Streaming outlook hits Netflix shares
Netflix Inc. projected slower subscriber growth for its key U.S. video-streaming service, disappointing investors and sending its shares down 17 per cent.
While Netflix reported a firstquarter loss that was not as steep as Wall Street projected, it warned that domestic streaming additions in the second quarter would be below that seen during the corresponding period in 2010.
The stock plunged 17 per cent to $84.85 in after-hours trading, down from a close at $101.84 on Nasdaq.
Despite predicting total U.S. streaming-subscriber additions in 2012 would be “about the same as in 2010,” the nearer-term guidance rattled investors, said Wedbush Securities analyst Michael Pachter.
Adding customers to the instant-streaming business is key to the company’s future as it moves away from mailing DVDS in its signature red envelopes.
“They are giving a signal to the Street their growth story is over,” said Pachter, who rates Netflix a “sell.”
Netflix never fully recovered credibility with investors after a price hike and plan to hive off its DVD business — quickly abandoned — sparked cancellations by angry customers last year.

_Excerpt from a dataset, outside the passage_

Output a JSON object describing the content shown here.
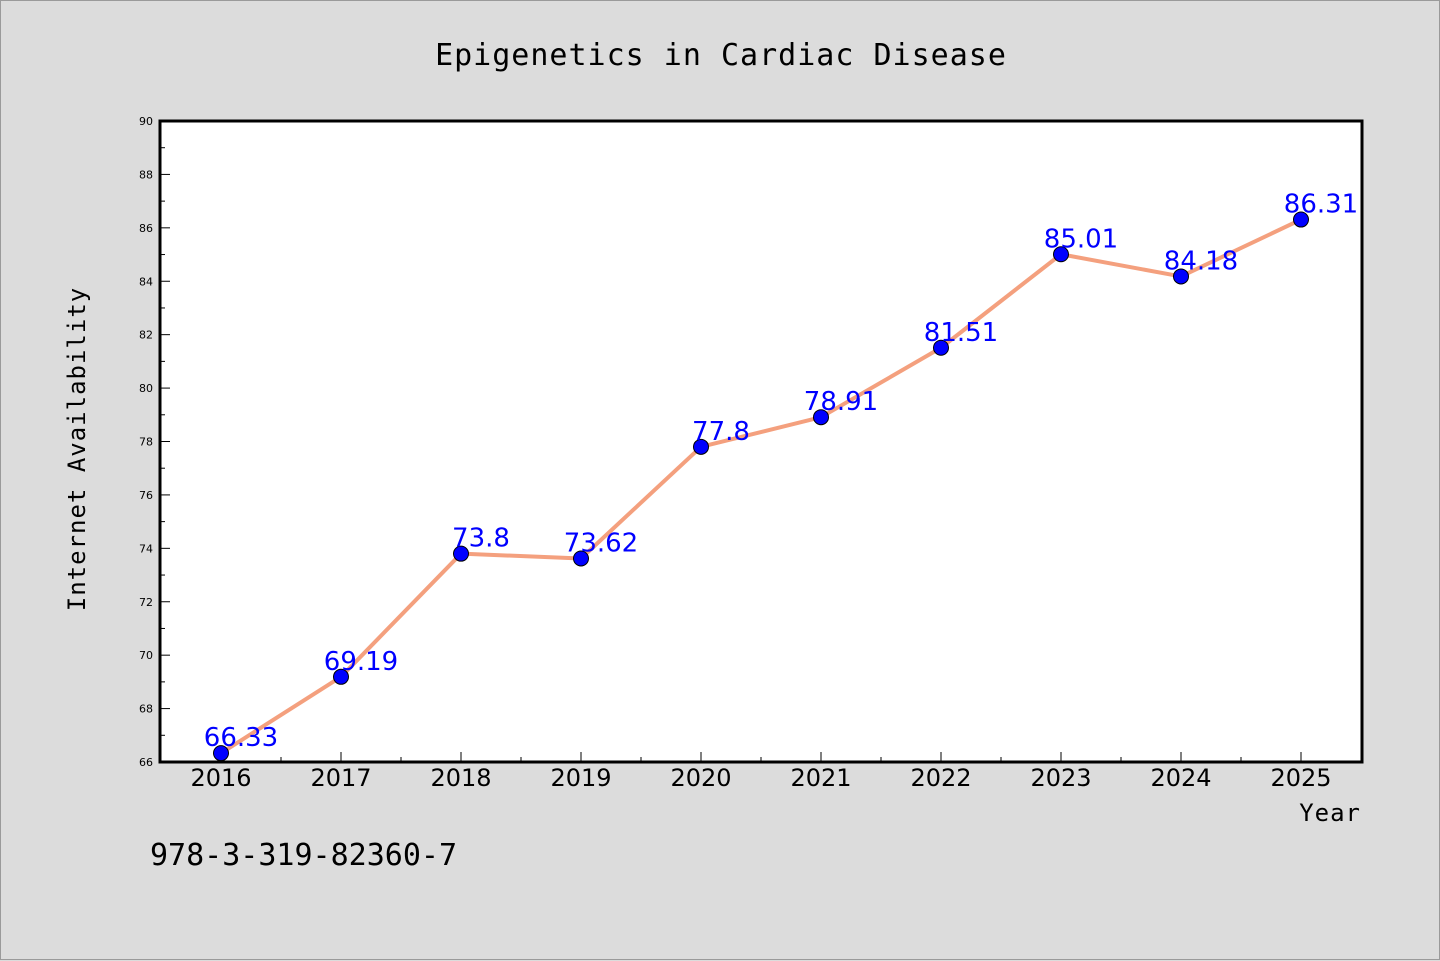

Once one of Wall Street’s highestflying stocks, its shares dropped from $304.79 in July to $62.37 in November. For the first quarter, Netflix posted revenue of $870 million, up 21 per cent from a year earlier.
The company had a net loss of $4.6 million or 8 cents per share in the quarter, versus a net profit of $60.2 million a year earlier.
Analysts had expected a loss of 27 cents per share, according to Thomson Reuters.